In terms of writing I like it to be meaningful so we’ve written postcards, letters, diaries, short-stories, shopping lists and more. We don’t sit down and write every day but at least twice a week they are writing something with purpose.

With maths things are a bit more structured and we do sit-down maths most days. I have a plan that we follow unless other things come up – for example last month Poppet wanted to learn more about telling the time than just o’clock and half past, so we did loads of time games and activities.

As I come from a teaching background, I know too well how often we try to teach children mathematical concepts that they are not ready for or hold them back just because it’s not part of our plan…

As for the other stuff (the other main question I think home educators get asked is “What about socialisation?”) we attend lots of groups and have made many friends.  Currently we attend three different social groups, where the kids play and do art and craft activities mainly; occasionally they put on shows as a whole group (around 30 kids ranging from 2 to 14).
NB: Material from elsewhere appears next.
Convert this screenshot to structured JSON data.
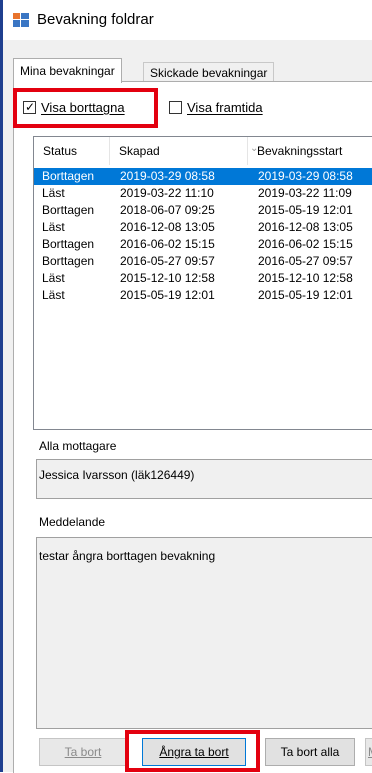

We also meet up with other home ed families at museums or the park or other days out (You’d be amazed how quiet places are during term time!!) Poppet is also learning the cornet and recorder as part of a band and there are all sorts of opportunities to join other groups all the time.

I have to say, if anything, our life is sometimes too hectic!

But the best thing about home ed is how flexible it is – if you fancy a duvet day you can, if you want a trip to the beach you can. Anyone up for the beach today? No!

Black holes, Green holes, Muddy holes

My girls love art. They also love getting messy outside. Put the two together and they are in their element!

I don’t like to prescribe what they do in terms of their learning. We are not completely ‘unschooling’ but I do like them to have choice and ownership over their learning – this can lead to chaos with art!

It was lovely and sunny yesterday afternoon and we’d decided we needed a quiet day at home following our ‘adventure’ the previous day. Poppet and Pickle wanted an outdoor activity so I sent them down the garden to collect leaves – mean Mummy I hear you say! They happily took to their task while I settled Piccalilli for a nap. By the time I joined them they looked like two little gardeners, with rakes in hand and a huge pile of rainbow coloured leaves.

Let the artwork commence…IMG_6212

They decided to make a Space scene (as that’s what they had chosen for their topic this month). “Let’s make black holes”, said Poppet, so they busily created ‘green holes’ (as Pickle renamed them!)

They asked my advice and opinion; we discussed colours and patterns; I enjoyed watching them buzzing around the garden looking for the correct colour of leaf… but essentially they made their own creations. They reminded me of the art of Andy Goldsworthy and I felt very proud!


Today they disappeared off down the garden with the memory of yesterday’s successes in all of our minds…

An hour later they returned… covered in mud! And I mean covered, clothes and all! No art had been created, but a big, muddy hole had appeared and two little girls joyfully jumped into a warm, bubbly bath!